RTÉ also has plans to raise its transmission mast at Mullaghanish, near Ballyvourney, by 50 metres in an effort to improve reception. With more windfarms being planned, however, it looks as if problems will continue with both TV and radio signals.
The Rockchapel area of north Cork, for instance, will soon have more than 60 wind turbines, while more turbines are also in the pipeline for the Clonkeen and Kilgarvan areas, in Kerry.
Some windfarm developers act responsibly and consult RTÉ about interference in advance of construction, according to Mick Kehoe, executive director of RTÉ Transmission Network Ltd. But, he added, other developers ‘completely ignore’ the impact they can have on communities for TV and radio reception.

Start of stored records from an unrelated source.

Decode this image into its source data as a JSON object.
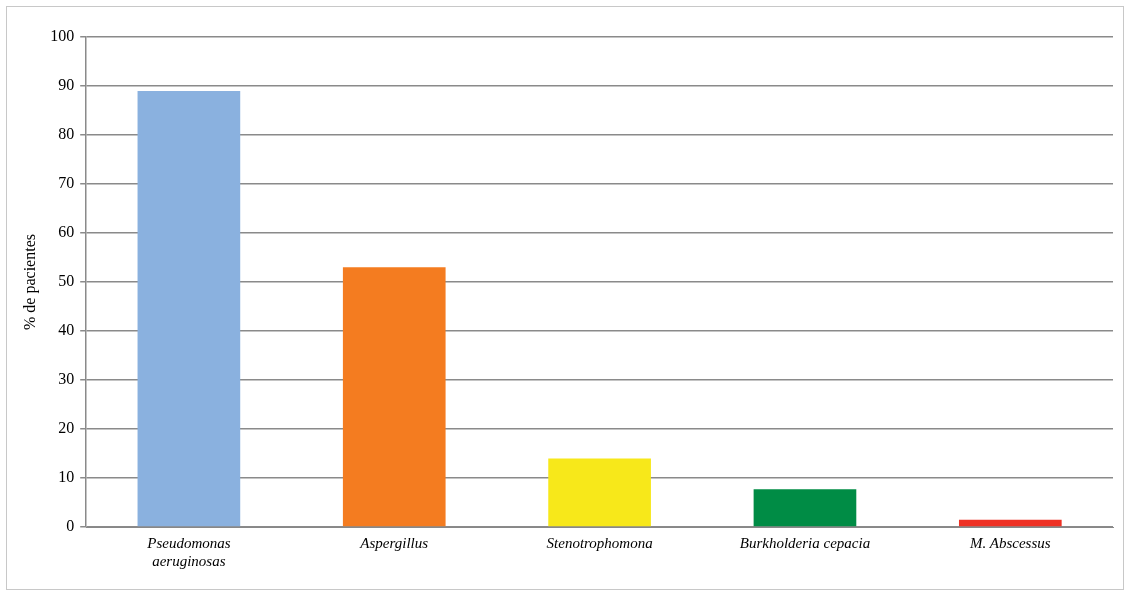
{
  "chart_data": {
    "type": "bar",
    "ylabel": "% de pacientes",
    "categories": [
      "Pseudomonas aeruginosas",
      "Aspergillus",
      "Stenotrophomona",
      "Burkholderia cepacia",
      "M. Abscessus"
    ],
    "values": [
      89,
      53,
      14,
      7.7,
      1.5
    ],
    "colors": [
      "#8ab1df",
      "#f47c20",
      "#f7e81a",
      "#008c45",
      "#ee3124"
    ],
    "ylim": [
      0,
      100
    ],
    "yticks": [
      0,
      10,
      20,
      30,
      40,
      50,
      60,
      70,
      80,
      90,
      100
    ],
    "grid": "y",
    "legend": false
  }
}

“Unfortunately, unless there is a co-ordinated effort, television and, to a lesser extent radio reception in the areas around Rockchapel and down across to Kilgarvan, will be seriously damaged by the development of wind farms,” he said in a letter replying to Minister of State for the Environment Batt O’Keeffe.
At present they were aware of 13 developments in these areas, but there were many more in the wider region.
“Only a few of these have been built and television reception has already been seriously impacted,” Mr Kehoe said. He said the Taurbeg windfarm had caused the majority of difficulties in the Rockchapel area by blocking out the signal from Mullaghanish, but the developer had acted to mitigate the problem to an extent by installing Sky satellite packages in a number of homes.
In the Kilgarvan area, he said they had a low-power transmission site and were able to re-engineer the system, with some support from a windfarm developer. That mitigated the problem, but not everyone was satisfied.
Mr Kehoe said: “despite our best efforts, we are not making meaningful progress in relation to some current developments,’ he went on.
“It will take a co-ordinated approach and the enforcement of a formal requirement on windfarm developers, or similar, to address the issue of interference with television and radio transmissions at an early stage of the planning and development process. It is our view that this can be best addressed by the planning departments of the various county councils, but it will need neighbouring counties like Cork and Kerry to work together,” he stated.
RTÉ Transmission Network will shortly be submitting a planning application to increase the height of the Mullaghanish mast from 170 metres to 220 metres. That should help reduce the impact of some windfarms and also allow for the transmission of digital terrestrial television, which is not as open to interference from windfarms. It is hoped to have the mast raised by the end of 2008.
Meanwhile, RTÉ is contacting every windfarm developer whose details can be unearthed, county council planning departments, ComReg and community groups.
Also, Minister O’Keeffe has promised to take up the issue with Environment Minister Dick Roche. He also said he would be asking councils in Cork and Kerry to ensure windfarm developers complied with planning regulations guidelines.
Organisations in affected areas have been campaigning for improvements to the situation, pointing out that the areas with poor reception already suffer from many other disadvantages.
Siobhan Griffin, of the Kerry County Community and Voluntary Forum, said the situation was most unsatisfactory. Some of the areas affected by poor reception had large numbers of older people, who had little social interaction and for whom television was very important.
As more windfarms are constructed in the years ahead, in line with Government and EU policies, more problems with reception will inevitably arise in different parts of the country.
Some experts are saying that satellite is the only real solution.